O primeiro dilema, a Realidade. Na Europa, em 10 anos, estes acidentes aumentaram quase 50%. A probabilidade de conduzir, e morrer, num veículo de duas rodas, é até cinco vezes superior ao de um quatro rodas. E esta proporção está a aumentar pois os carros estão cada vezes mais seguros. Mais airbags nos carros, mais zonas de deformação e amortecimento no impacto, mais proteção do habitáculo, sistemas inteligentes de alerta, etc. As motos também evoluem, mas não tanto. Em resumo, as motos são menos estáveis e menos visíveis, os motociclistas mais expostos e vulneráveis. E a maior disponibilidade financeira predispõe à compra de motos de maior cilindrada, em relação direta com a maior gravidade dos acidentes.

As Condicionantes. As causas que levam ao sinistro são várias: a má manutenção das motos talvez, a frequente falta de respeito e atenção dos automobilistas aos motociclistas. A má conceção das estradas, algumas já adaptações de caminhos antigos, o declive, a chuva, o areão, as tampas, a irregularidade ou desnível dos pisos, certamente também, como se vê muito aqui na Madeira. Mas creio, é a condução imprudente, o risco (seja assumido ou ignorado), a causa mais frequente. Daí que, sem a consciencialização dos motociclistas, e ciclistas, não será possível reduzir as fatalidades e a morbilidade. E a idade? As estatísticas indicam que as lesões mais graves ocorrem com os motociclistas menos jovens, o que não é bem a perceção comum!

As Consequências. A grande maioria dos acidentes entre automóveis são felizmente só “chapa”, ou talvez agora melhor dito, só plástico. Com as duas rodas, nem por isso. Se o capacete ajuda a proteger dos traumatismos crânio-encefálicos, pouco mais nas duas rodas ajuda quanto ao resto: a abrasão da pele no alcatrão, as lesões viscerais pela rápida desaceleração do corpo, as fraturas pelo impacto assimétrico dos membros e da coluna nas estruturas, tal como as lesões vasculares nos esmagamentos. Complicado! De todas, duas são particularmente preocupantes: as amputações traumáticas no embate dos membros em postes e cercas e as fraturas com exposição do osso, de prognóstico mais reservado. Os serviços de emergência e saúde estão hoje melhor preparados para lidar com estes desafios. Melhor socorro, novas soluções cirúrgicas, reabilitação e apoio psicológico mas, com frequência, estes acidentes são uma angústia, ou provação, para os envolvidos, com vidas adiadas, alteradas ou mesmo perdidas.
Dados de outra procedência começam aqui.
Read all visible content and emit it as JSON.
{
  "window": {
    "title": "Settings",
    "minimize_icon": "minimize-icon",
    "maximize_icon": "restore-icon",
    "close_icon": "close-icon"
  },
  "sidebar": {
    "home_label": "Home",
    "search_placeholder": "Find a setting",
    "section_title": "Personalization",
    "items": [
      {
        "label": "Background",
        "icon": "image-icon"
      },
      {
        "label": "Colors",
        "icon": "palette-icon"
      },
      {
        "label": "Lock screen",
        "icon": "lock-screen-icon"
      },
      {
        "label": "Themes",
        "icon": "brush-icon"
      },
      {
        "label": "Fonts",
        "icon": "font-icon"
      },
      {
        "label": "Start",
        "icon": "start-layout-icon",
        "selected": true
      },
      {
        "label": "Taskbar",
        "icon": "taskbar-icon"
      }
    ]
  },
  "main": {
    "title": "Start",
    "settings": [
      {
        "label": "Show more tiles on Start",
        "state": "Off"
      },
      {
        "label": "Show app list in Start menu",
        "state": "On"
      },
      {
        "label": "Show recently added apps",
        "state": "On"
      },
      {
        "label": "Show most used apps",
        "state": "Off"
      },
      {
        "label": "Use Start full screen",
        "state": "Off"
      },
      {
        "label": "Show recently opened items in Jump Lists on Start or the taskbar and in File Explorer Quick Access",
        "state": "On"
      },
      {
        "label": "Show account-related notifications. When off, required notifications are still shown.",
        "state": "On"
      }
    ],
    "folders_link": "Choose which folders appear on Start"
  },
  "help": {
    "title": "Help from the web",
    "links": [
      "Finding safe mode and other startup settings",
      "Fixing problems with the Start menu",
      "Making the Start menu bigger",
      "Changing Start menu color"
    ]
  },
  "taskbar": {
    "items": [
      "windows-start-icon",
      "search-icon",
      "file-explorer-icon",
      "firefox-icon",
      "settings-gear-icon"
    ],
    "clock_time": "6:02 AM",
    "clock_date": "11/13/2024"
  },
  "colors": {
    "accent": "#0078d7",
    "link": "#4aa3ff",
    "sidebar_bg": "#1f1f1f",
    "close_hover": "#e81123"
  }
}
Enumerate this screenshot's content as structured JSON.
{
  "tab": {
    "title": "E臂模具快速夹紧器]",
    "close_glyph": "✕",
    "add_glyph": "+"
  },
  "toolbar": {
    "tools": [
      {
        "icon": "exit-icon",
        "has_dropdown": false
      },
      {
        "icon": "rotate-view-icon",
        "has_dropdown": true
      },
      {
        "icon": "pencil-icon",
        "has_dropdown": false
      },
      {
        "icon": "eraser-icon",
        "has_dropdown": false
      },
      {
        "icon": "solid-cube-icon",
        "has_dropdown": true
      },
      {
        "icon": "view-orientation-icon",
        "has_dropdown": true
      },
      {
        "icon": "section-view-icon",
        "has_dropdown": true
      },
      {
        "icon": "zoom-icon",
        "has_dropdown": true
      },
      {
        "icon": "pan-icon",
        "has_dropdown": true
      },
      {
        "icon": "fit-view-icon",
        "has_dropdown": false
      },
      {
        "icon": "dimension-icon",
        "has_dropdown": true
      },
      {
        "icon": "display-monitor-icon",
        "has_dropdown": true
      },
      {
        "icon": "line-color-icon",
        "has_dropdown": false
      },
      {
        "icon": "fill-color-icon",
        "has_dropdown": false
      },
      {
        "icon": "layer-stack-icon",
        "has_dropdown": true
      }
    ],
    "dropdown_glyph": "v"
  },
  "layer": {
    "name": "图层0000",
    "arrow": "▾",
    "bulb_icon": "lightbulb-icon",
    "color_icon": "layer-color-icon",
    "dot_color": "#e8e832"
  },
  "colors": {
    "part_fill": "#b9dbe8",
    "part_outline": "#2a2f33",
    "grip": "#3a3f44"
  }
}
A Prevenção. Correndo o risco de não ser inteiramente “justo” com as diferentes entidades responsáveis, a minha opinião como interveniente de fim de linha nestes sinistros (como médico), é que mais poderia ser feito. Na formação e na consciencialização. Na conceção e manutenção das estradas e arruamentos. Na sinalização e fiscalização. Mesmo no socorro e reabilitação. A nossa sociedade não é perfeita, é evolutiva. Assim, não posso deixar de fazer o alerta e de partilhar o sentido pessoal de preocupação, e a experiência, de quem vive este problema nos bastidores.